United States v. Public Utilities Comm’n, 345 U.S. 295 (1953)

United States v. Public Utilities Commission of California


No. 205


Argued January 14, 1953
Decided April 6, 1953 *
345 U.S. 295

CERTIORARI TO THE SUPREME COURT OF CALIFORNIA

Syllabus

Respondent power company produces electricity in California, partially by hydroelectric projects licensed under Part I of the Federal Power Act, as amended by Title II of the Public Utility Act of 1935, and sells a portion of it to the Navy Department and to a Nevada county for consumption in Nevada. The power is transmitted at high voltage to the company’s substation in California, whence it is transmitted over lines owned by the Navy and by the County into Nevada, where it is stepped down for local distribution and consumption. The power sold to the Navy is used largely in official operations at a Navy depot, though part is distributed for private consumption at a nearby Navy housing project. The power sold to the County is practically all resold to local consumers.

Held: the rates for such sales of power for resale are subject to regulation by the Federal Power Commission under Part II of the Federal Power Act. Pp. 299-318.

1. The Federal Power Commission has jurisdiction under § 201(b) of the Act, which extends "to the transmission of electric energy in interstate commerce and to the sale of electric energy at wholesale in interstate commerce," and regulation of the rates of such sales is authorized by §§ 205(a) and 206(a). Pp. 299-300.

(a) The operations in question are in interstate commerce within the meaning of § 201(b) of the Act, and the fact that the electricity is transmitted across the state boundary over lines owned by the Navy and by the County, as purchasers, is irrelevant. Pp. 299-300.

(b) The limitation in Part II of the Act that federal regulation shall "extend only to those matters which are not subject to regulation by the States" does not apply to the facts of this case, and § 20 of Part I of the Act does not require a different result. Pp.300-311.

(c) Federal rate jurisdiction under Part II is not excluded by the fact that some portion of the power sold originated in hydroelectric projects federally licensed under Part I. P. 302.

(d) By § 20 of Part I, Congress did not confer on the States jurisdiction over hydroelectric energy transmitted across state lines for resale. Pp. 303-305.

(e) Congress in § 20 of Part I did not charge the States with the responsibility of regulating rates of interstate sales of electricity through the use of the federal power over government property. P. 305.

(f) The limitations of § 201(a) on federal regulation cannot, and were not intended to, preserve an exclusive state regulation of wholesale hydroelectric sales across state borders. Pp. 310-311.

2. The Federal Power Commission has authority over the sales to the County and to the Navy. Pp. 312-316.

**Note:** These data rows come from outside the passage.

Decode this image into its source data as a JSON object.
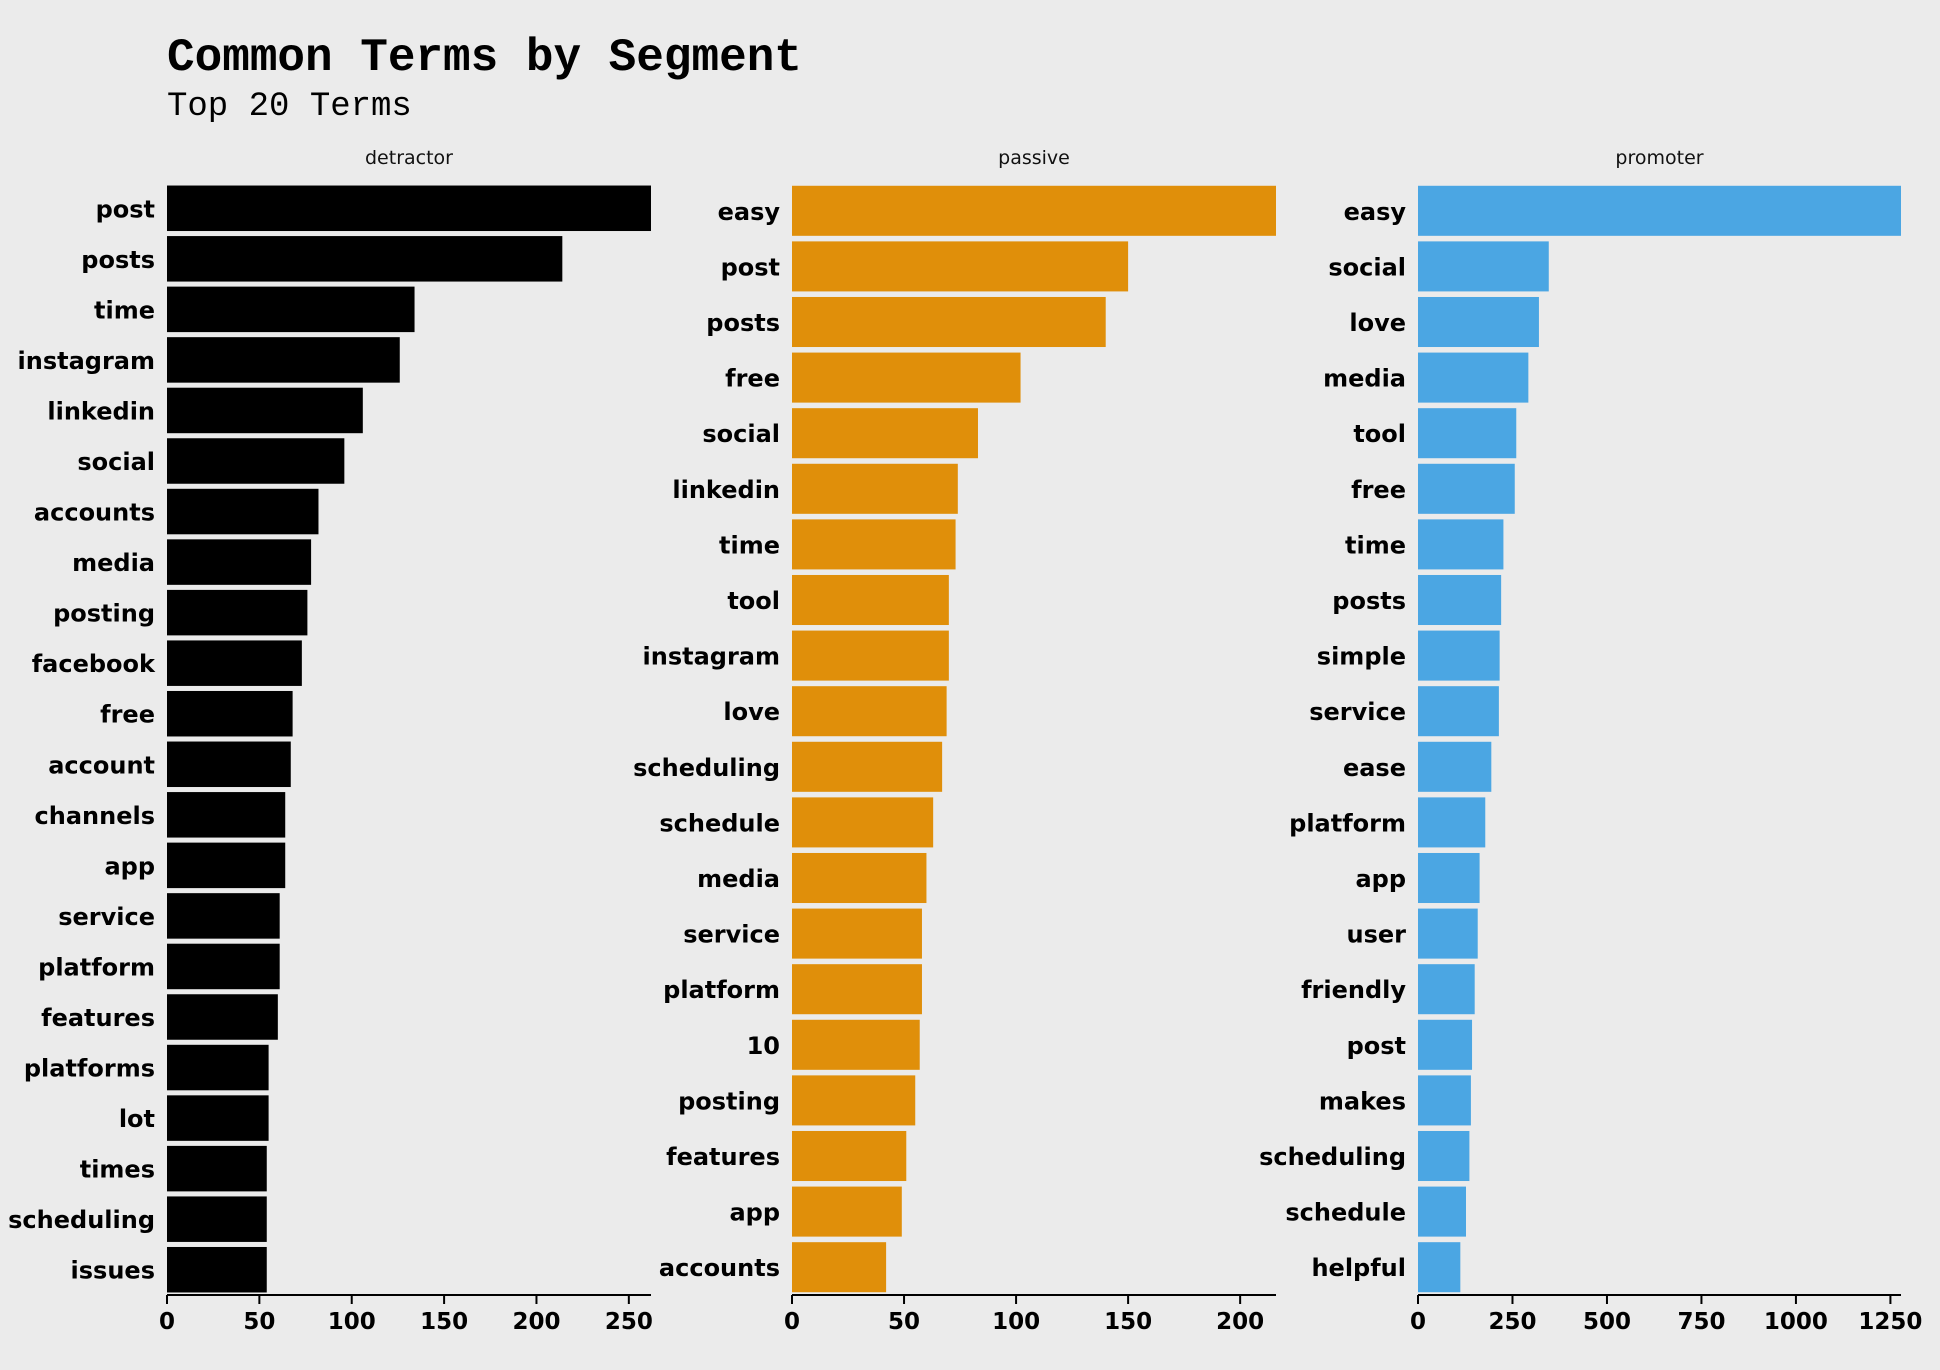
{
  "chart_data": {
    "title": "Common Terms by Segment",
    "subtitle": "Top 20 Terms",
    "type": "bar",
    "orientation": "horizontal",
    "grid": false,
    "panels": [
      {
        "name": "detractor",
        "color": "#000000",
        "xlim": [
          0,
          262
        ],
        "ticks": [
          0,
          50,
          100,
          150,
          200,
          250
        ],
        "categories": [
          "post",
          "posts",
          "time",
          "instagram",
          "linkedin",
          "social",
          "accounts",
          "media",
          "posting",
          "facebook",
          "free",
          "account",
          "channels",
          "app",
          "service",
          "platform",
          "features",
          "platforms",
          "lot",
          "times",
          "scheduling",
          "issues"
        ],
        "values": [
          262,
          214,
          134,
          126,
          106,
          96,
          82,
          78,
          76,
          73,
          68,
          67,
          64,
          64,
          61,
          61,
          60,
          55,
          55,
          54,
          54,
          54
        ]
      },
      {
        "name": "passive",
        "color": "#e08f0a",
        "xlim": [
          0,
          216
        ],
        "ticks": [
          0,
          50,
          100,
          150,
          200
        ],
        "categories": [
          "easy",
          "post",
          "posts",
          "free",
          "social",
          "linkedin",
          "time",
          "tool",
          "instagram",
          "love",
          "scheduling",
          "schedule",
          "media",
          "service",
          "platform",
          "10",
          "posting",
          "features",
          "app",
          "accounts"
        ],
        "values": [
          216,
          150,
          140,
          102,
          83,
          74,
          73,
          70,
          70,
          69,
          67,
          63,
          60,
          58,
          58,
          57,
          55,
          51,
          49,
          42
        ]
      },
      {
        "name": "promoter",
        "color": "#4ba6e3",
        "xlim": [
          0,
          1278
        ],
        "ticks": [
          0,
          250,
          500,
          750,
          1000,
          1250
        ],
        "categories": [
          "easy",
          "social",
          "love",
          "media",
          "tool",
          "free",
          "time",
          "posts",
          "simple",
          "service",
          "ease",
          "platform",
          "app",
          "user",
          "friendly",
          "post",
          "makes",
          "scheduling",
          "schedule",
          "helpful"
        ],
        "values": [
          1278,
          346,
          320,
          292,
          260,
          256,
          226,
          220,
          216,
          214,
          194,
          178,
          163,
          158,
          150,
          143,
          140,
          136,
          127,
          112
        ]
      }
    ]
  }
}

(a) The provision of subsection (c) of § 201 that "sale of electric energy at wholesale" means a sale to any "person" for resale, is not to be construed as excluding sales to a municipality or to the Navy. Pp. 312-316.

(b) The addition of the word "person" in the definitions in § 201(d) was not intended as a limitation on the jurisdiction of the Commission. P. 313.

3. The sales here were not exempt from Commission jurisdiction under § 201(b) as sales over "local distribution" facilities, and they were "for resale" though the contracts did not so specify. P. 316.

4. Whether the Federal Power Commission may exercise rate authority over the entire amount of power sold or merely that which is resold by the Navy is a question which is not ripe for consideration by this Court on the instant record. Pp. 316-318.

Reversed.

Orders of the California Public Utilities Commission asserted jurisdiction over rates for certain sales of electric power by the respondent power company. 50 Cal.P.U.C. 749; 89 P.U.R.(N.S.) 359. The State Supreme Court denied review, thus affirming the orders. This Court granted certiorari. 344 U.S. 810. Reversed, p. 318.